Ghanaian agency criticised for not handing over 1m cedi to government

15 Aug 18

Ghana’s auditor general has slammed an economic crime agency after it kept more than one million Ghanaian cedi recovered from individuals and organisations.

According to the auditor general’s 2016 report on consolidated funds, the Economic and Organised Crime Office wrongly kept the 1.16m Ghanaian cedi ($240,658) it had recovered in 2015.

This breached the public finance management act as the money should have been paid into the government’s consolidation fund by the government agency.

It is unclear why the funds were not paid into the finance ministry’s fund but it appears to have been an oversight.

The Economic Organised Crime Office, which is a state institution, also breached article 176 of the constitution, which states that “all revenues and other moneys raised or received for the purposes of, or on behalf of, the government” shall be paid into the Consolidated Fund.

On Monday the deputy finance minister Abena Asare said before the Public Accounts Committee that EOCO “was supposed to have transferred the monies that they have collected to us”.

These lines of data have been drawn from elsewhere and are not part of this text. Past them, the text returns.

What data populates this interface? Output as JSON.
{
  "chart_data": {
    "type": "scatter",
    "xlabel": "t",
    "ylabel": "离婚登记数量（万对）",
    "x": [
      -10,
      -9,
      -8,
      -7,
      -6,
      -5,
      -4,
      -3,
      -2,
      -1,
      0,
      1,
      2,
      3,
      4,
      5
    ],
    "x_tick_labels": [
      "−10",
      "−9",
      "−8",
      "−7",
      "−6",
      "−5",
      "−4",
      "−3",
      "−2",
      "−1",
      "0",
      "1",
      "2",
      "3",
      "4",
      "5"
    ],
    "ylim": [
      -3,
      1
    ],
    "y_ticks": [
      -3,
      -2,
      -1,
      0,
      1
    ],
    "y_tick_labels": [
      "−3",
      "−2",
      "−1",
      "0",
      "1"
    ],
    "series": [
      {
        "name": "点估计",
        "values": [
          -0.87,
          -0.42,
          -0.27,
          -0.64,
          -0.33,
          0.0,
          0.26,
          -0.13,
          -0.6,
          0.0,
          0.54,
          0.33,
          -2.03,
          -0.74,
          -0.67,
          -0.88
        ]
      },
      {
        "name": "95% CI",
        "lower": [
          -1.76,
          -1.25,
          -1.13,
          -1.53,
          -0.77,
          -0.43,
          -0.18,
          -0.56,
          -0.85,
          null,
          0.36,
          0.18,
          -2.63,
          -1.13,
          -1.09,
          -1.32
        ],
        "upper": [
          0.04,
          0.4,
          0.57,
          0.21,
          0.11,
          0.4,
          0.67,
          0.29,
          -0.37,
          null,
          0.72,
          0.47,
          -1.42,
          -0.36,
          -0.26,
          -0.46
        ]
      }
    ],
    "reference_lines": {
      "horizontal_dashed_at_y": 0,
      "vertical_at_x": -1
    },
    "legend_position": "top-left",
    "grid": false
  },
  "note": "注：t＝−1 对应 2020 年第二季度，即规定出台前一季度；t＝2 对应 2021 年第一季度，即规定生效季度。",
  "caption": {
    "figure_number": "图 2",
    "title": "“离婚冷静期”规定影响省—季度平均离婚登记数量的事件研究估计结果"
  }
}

When questioned about the contravening of the constitution, Asare added: “EOCO is a state institution not like a debt collecting institution that you engaged with terms.

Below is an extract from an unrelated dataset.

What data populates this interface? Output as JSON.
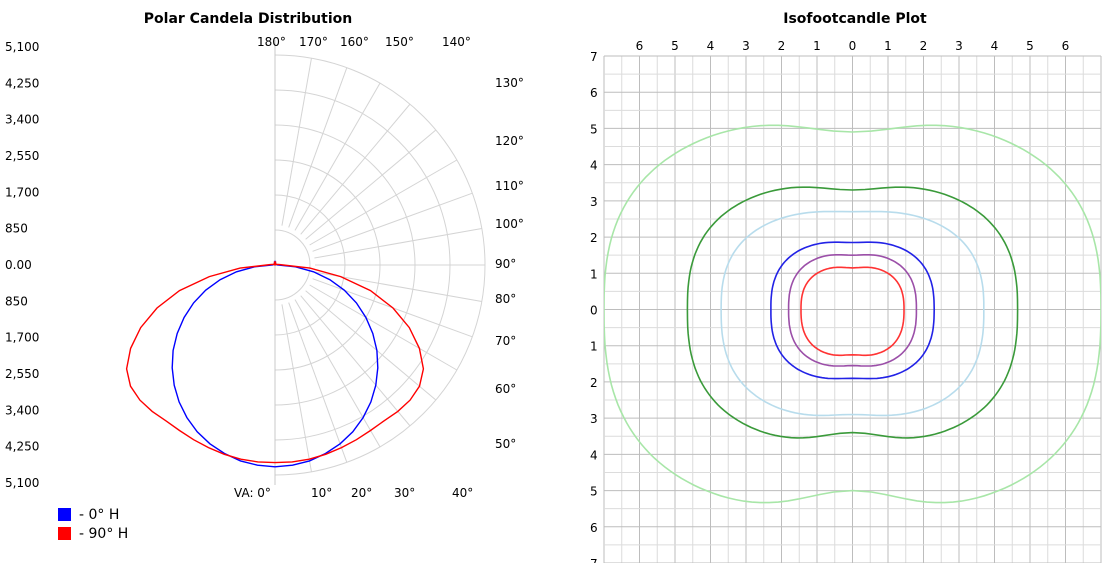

“They should have paid into the consolidated account as and when they got the monies and we believe that as we have pointed it out to them, EOCO will desist from keeping monies that have collected on behalf of the ministry.”

Auditor general Daniel Domelevo also revealed in his report that the Controller and Accountant General Department had failed to disclose an accumulated interest of 806,407 Ghanaian cedi, which formed part of a loan procured from the Danish International Development Agency, local media outlets said.

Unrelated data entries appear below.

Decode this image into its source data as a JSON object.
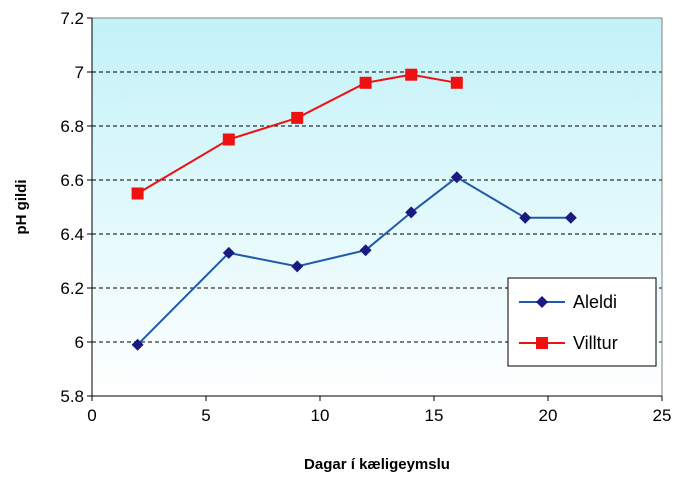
{
  "chart_data": {
    "type": "line",
    "title": "",
    "xlabel": "Dagar í kæligeymslu",
    "ylabel": "pH gildi",
    "xlim": [
      0,
      25
    ],
    "ylim": [
      5.8,
      7.2
    ],
    "xticks": [
      0,
      5,
      10,
      15,
      20,
      25
    ],
    "yticks": [
      5.8,
      6,
      6.2,
      6.4,
      6.6,
      6.8,
      7,
      7.2
    ],
    "xtick_labels": [
      "0",
      "5",
      "10",
      "15",
      "20",
      "25"
    ],
    "ytick_labels": [
      "5.8",
      "6",
      "6.2",
      "6.4",
      "6.6",
      "6.8",
      "7",
      "7.2"
    ],
    "grid": "horizontal dashed",
    "legend_position": "bottom-right",
    "plot_background": "gradient light cyan to white",
    "series": [
      {
        "name": "Aleldi",
        "color": "#1f5aa8",
        "marker_color": "#1a1a80",
        "marker": "diamond",
        "x": [
          2,
          6,
          9,
          12,
          14,
          16,
          19,
          21
        ],
        "y": [
          5.99,
          6.33,
          6.28,
          6.34,
          6.48,
          6.61,
          6.46,
          6.46
        ]
      },
      {
        "name": "Villtur",
        "color": "#ee1111",
        "marker_color": "#ee1111",
        "marker": "square",
        "x": [
          2,
          6,
          9,
          12,
          14,
          16
        ],
        "y": [
          6.55,
          6.75,
          6.83,
          6.96,
          6.99,
          6.96
        ]
      }
    ]
  }
}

Domelevo recommended that debt management and public debt and investment divisions within the finance ministry “should strengthen their collaboration to ensure full recovery of all outstanding debts due [to the] government of Ghana”.

He added that the Controller and Accountant General Department “should restate the loan balance to reflect the accrued interest and ensure all monies deposited into EOCO accounts are reconciled and transferred into the consolidated fund”.